33x + 53y = 85 ...... (1)

 53x + 33y = 1  ..... (2)

Now, (1) and (2) is a linear system in x and y.

(1) + (2) , we get

33x - 53y = 85   

53x - 33y = 1

 86x - 86y = 86

Dividing by 86, we get,

x - y = 1   .....   (3)

(1) - (2), we get

 33x - 53y = 85

+53x + 33y = 1

20x + 20y = 84

Dividing by 20, we get

 1x + 1y = 4.2  .......   (4)

Solving (3) ans (4) we get

 x - y = 1

x + y = 4.2

   2x = 5.2

x = $\frac{5.2}{2}$

x = 2.6

Substituting x = 2.6 in (3).

2.6 - y = 1

-y = 1- 2.6

-y = -1.6

y = 1.6

The system has two solutions is ( 2.6, 1.6 ).

Verifiction : 

L.H.S. of (1) = 53x - 33y = 53(2.6) - 33(1.6) = 137.8 - 52.8 = 85  R.H.S. of (1)

L.H.S. of (2) = 33x - 53y = 33(2.6) + 53(1.6) = 85.8 - 84.8 = 1 R.H.S.of (2).
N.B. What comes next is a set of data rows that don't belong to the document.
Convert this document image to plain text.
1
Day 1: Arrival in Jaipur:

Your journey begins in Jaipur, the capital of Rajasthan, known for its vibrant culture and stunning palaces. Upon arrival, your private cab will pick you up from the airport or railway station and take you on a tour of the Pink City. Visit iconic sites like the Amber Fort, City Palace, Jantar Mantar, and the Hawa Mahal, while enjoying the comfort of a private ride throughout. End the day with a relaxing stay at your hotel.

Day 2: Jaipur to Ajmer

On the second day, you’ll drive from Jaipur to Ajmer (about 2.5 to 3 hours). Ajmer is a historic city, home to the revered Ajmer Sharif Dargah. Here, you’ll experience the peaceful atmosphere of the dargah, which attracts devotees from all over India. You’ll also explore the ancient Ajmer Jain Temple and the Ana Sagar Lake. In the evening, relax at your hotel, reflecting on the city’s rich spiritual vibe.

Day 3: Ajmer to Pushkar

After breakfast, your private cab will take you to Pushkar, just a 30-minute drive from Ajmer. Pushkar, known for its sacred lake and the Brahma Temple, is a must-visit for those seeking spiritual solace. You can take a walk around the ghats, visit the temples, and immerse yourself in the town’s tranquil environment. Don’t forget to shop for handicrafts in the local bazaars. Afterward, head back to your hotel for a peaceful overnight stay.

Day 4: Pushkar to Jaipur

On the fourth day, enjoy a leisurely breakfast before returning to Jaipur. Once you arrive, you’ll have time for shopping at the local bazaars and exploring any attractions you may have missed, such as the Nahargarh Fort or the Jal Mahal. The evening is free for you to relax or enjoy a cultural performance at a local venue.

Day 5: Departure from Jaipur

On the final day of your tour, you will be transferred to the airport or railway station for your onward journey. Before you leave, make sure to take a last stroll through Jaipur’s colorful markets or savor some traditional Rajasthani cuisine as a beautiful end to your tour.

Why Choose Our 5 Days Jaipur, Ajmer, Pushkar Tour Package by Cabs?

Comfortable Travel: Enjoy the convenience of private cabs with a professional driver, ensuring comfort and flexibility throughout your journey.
This system is  linear in x and y 

37x + 53y = 89 ...... (1)

 53x + 37y = 1  ..... (2)

Now, (1) and (2) is a linear system in x and y.

(1) + (2) , we get

37x - 53y = 89   

53x - 37y = 1

 90x - 90y = 90

Dividing by 90, we get,

x - y = 1   .....   (3)

(1) - (2), we get

 37x - 53y = 89

+53x + 37y = 1

16x + 16y = 88

Dividing by 16, we get

 1x + 1y = 5.5  .......   (4)

Solving (3) ans (4) we get

 x - y = 1

x + y = 5.5

   2x = 6.5

x = $\frac{6.5}{2}$

x = 3.25

Substituting x = 3.25 in (3).

3.25 - y = 1

-y = 1- 3.25

-y = -2.25

y = 2.25

The system has two solutions is ( 3.25, 2.25 ).

Verifiction : 

L.H.S. of (1) = 53x - 37y = 53(3.25) - 37(2.25) = 172.25 - 83.25 = 89  R.H.S. of (1)

L.H.S. of (2) = 37x - 53y = 37(3.25) + 53(2.25) = 120.25 - 119.25 = 1 R.H.S.of (2).